13

I have a project with 2 applications ( books and reader ).

Books application has a table with 4 milions of rows with this fields:

 book_title = models.CharField(max_length=40)
 book_description = models.CharField(max_length=400)

To avoid to query the database with 4 milions of rows, I am thinking to divide it by subject ( 20 models with 20 tables with 200.000 rows ( book_horror, book_drammatic, ecc ).

In "reader" application, I am thinking to insert this fields:

reader_name = models.CharField(max_length=20, blank=True)
book_subject = models.IntegerField()
book_id = models.IntegerField()

So instead of ForeignKey, I am thinking to use a integer "book_subject" (which allows to access the appropriate table) and "book_id" (which allows to access the book in the table specified in "book_subject").

Is a good solution to avoid to query a table with 4 milions of rows ?

Is there an alternative solution?

Sunderam Dubey
  • 1
  • 11
  • 20
  • 40
xRobot
  • 25,579
  • 69
  • 184
  • 304
  • 8
    4 million isn't a lot, you have a case of premature optimisation. – Tobu Jan 12 '10 at 19:18
  • The table is queried from ajax using an autocomplete field with this query in the views.py: books.objects.filter(book_title__istartswith=request.GET['q'])[:100] – xRobot Jan 12 '10 at 20:21
  • If you are querying a table on a text field and performance is the problem, you may choose to implement full-text search.
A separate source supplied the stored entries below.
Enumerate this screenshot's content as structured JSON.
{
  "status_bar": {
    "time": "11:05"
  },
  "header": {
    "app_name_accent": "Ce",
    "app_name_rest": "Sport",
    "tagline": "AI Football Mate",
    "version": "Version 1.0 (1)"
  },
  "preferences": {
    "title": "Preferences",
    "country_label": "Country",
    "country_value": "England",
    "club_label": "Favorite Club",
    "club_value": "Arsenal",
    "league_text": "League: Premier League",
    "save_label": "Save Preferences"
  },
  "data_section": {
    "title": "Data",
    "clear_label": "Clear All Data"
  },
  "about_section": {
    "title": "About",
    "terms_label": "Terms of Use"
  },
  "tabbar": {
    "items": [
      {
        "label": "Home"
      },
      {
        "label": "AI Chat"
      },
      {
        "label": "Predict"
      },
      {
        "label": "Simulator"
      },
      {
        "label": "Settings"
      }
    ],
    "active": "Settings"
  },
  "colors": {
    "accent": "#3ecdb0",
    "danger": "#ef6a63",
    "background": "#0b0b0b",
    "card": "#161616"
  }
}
However your queried field's size is 40 chars only, and I am not sure if it poses a big problem for the db. – shanyu Jan 12 '10 at 20:30
  • It's not the question you asked, but you may find this helpful: http://stackoverflow.com/questions/1566717/postgresql-like-query-performance-variations/1566762#1566762 – Tobu Jan 12 '10 at 20:56

7 Answers7

19

Like many have said, it's a bit premature to split your table up into smaller tables (horizontal partitioning or even sharding). Databases are made to handle tables of this size, so your performance problem is probably somewhere else.

Indexes are the first step, it sounds like you've done this though. 4 million rows should be ok for the db to handle with an index.

Second, check the number of queries you're running. You can do this with something like the django debug toolbar, and you'll often be surprised how many unnecessary queries are being made.

Caching is the next step, use memcached for pages or parts of pages that are unchanged for most users. This is where you will see your biggest performance boost for the little effort required.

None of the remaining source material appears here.